We deem it unnecessary to detail the supporting proof by plaintiff on the title question. Suffice to say, that if such proof was insufficient to establish plaintiff was the record owner of the lot for the purpose of maintaining the action, which we do not decide, it was adequate to show that the issue raised by defendants and agents could not be decided on uncontroverted facts.

While the use of a motion to dismiss making it possible to determine an issue that will dispose of an action groundless on uncontroverted facts is contemplated by Section 509.290, justice should not be thwarted or sacrificed merely for the purpose of gaining an early termination of a lawsuit. When the record demonstrates clearly and forcibly, as is true in the instant case, that the issue or question relied upon and raised by the motion cannot be decided on uncontroverted facts, the parties should not be foreclosed from submitting that issue to the court or jury in the trial of the cause.

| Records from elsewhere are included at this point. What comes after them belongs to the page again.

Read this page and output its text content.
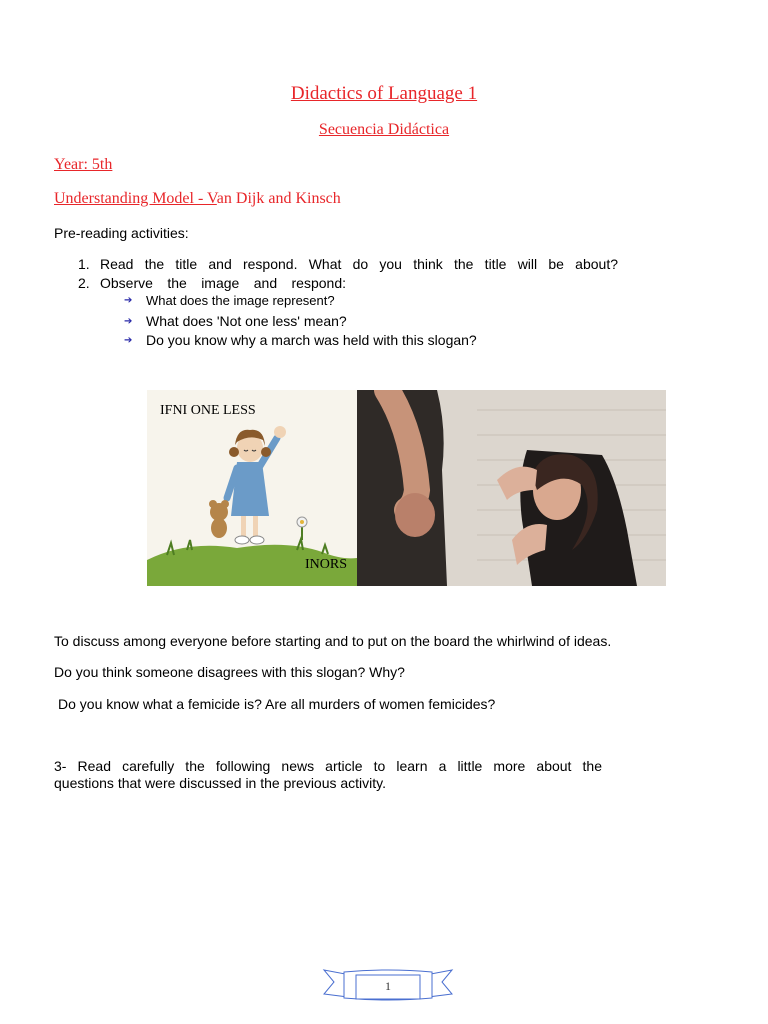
Didactics of Language 1
Secuencia Didáctica
Year: 5th
Understanding Model - Van Dijk and Kinsch
Pre-reading activities:
1. Read the title and respond. What do you think the title will be about?
2. Observe the image and respond:
➔	What does the image represent?
➔ What does 'Not one less' mean?
➔ Do you know why a march was held with this slogan?
IFNI ONE LESS
INORS
To discuss among everyone before starting and to put on the board the whirlwind of ideas.
Do you think someone disagrees with this slogan? Why?
Do you know what a femicide is? Are all murders of women femicides?
3- Read carefully the following news article to learn a little more about the
questions that were discussed in the previous activity.
1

We must therefore hold that the trial court erred in attempting to adjudicate the issue of plaintiff's capacity to sue on the motions to dismiss.

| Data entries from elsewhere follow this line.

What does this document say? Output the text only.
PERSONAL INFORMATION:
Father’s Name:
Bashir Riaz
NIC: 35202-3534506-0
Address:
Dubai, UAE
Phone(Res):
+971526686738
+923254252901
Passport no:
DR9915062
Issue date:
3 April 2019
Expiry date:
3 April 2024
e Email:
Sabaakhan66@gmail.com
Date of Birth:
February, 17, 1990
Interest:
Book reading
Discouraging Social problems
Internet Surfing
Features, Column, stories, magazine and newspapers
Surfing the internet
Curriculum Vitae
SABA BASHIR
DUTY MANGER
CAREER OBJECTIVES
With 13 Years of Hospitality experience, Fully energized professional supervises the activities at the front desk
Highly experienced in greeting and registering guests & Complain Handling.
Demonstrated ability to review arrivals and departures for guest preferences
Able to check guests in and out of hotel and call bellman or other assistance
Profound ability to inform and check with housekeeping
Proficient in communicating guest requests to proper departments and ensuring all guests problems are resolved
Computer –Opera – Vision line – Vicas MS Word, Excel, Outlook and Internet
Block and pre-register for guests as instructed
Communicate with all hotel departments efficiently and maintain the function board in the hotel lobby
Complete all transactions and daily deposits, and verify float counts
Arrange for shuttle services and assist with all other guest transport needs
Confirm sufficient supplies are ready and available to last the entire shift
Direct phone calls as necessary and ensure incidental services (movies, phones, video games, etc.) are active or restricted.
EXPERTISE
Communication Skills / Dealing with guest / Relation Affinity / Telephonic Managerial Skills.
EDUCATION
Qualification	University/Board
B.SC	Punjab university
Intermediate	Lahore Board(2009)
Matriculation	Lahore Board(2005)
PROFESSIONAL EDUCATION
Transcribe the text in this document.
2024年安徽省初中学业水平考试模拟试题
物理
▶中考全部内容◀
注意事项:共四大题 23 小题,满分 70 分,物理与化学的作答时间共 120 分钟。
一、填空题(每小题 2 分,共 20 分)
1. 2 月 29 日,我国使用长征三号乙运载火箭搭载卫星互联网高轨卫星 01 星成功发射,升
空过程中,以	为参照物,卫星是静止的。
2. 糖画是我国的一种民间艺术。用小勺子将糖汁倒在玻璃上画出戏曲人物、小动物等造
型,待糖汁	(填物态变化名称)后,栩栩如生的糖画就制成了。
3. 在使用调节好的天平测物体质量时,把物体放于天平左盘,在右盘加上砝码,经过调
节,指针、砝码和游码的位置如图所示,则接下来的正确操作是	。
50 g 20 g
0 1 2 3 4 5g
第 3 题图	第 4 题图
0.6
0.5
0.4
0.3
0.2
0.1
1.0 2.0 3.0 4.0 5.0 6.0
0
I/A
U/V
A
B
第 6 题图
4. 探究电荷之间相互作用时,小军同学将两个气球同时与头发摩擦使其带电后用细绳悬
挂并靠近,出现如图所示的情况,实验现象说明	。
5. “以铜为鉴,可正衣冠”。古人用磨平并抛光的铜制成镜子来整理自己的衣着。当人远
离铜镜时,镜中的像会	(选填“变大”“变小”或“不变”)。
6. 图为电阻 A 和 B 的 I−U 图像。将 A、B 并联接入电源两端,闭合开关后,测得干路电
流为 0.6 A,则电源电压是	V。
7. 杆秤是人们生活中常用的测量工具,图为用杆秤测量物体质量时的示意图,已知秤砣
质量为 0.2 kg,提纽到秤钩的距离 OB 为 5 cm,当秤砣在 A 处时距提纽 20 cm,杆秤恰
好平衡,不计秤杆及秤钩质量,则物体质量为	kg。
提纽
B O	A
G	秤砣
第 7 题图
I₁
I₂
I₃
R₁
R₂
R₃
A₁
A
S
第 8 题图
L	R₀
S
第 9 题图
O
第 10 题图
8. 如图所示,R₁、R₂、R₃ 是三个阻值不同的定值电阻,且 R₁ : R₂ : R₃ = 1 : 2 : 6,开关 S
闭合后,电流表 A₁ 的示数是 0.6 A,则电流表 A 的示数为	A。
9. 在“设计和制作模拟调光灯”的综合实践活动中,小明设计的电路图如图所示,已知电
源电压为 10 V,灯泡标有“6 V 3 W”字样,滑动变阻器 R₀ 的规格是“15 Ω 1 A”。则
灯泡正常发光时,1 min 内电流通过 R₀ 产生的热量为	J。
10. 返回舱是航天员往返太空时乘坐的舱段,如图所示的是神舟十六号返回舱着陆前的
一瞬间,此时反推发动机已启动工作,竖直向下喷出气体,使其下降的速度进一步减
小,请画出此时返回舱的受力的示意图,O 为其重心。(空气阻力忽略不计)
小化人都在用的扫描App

A motion to dismiss plaintiff's appeal was filed in this court on the ground that 42 V.A.M.S. Rule 1.08 was violated in several respects. We have considered the motion and while full and literal compliance with the rule may have been disregarded, we do not consider the violation thereof in the respects pointed out in the motion sufficient to justify dismissing the appeal, and therefore overrule the motion to dismiss.

The cause is reversed and remanded.

ANDERSON, P. J., and RUDDY, J., concur.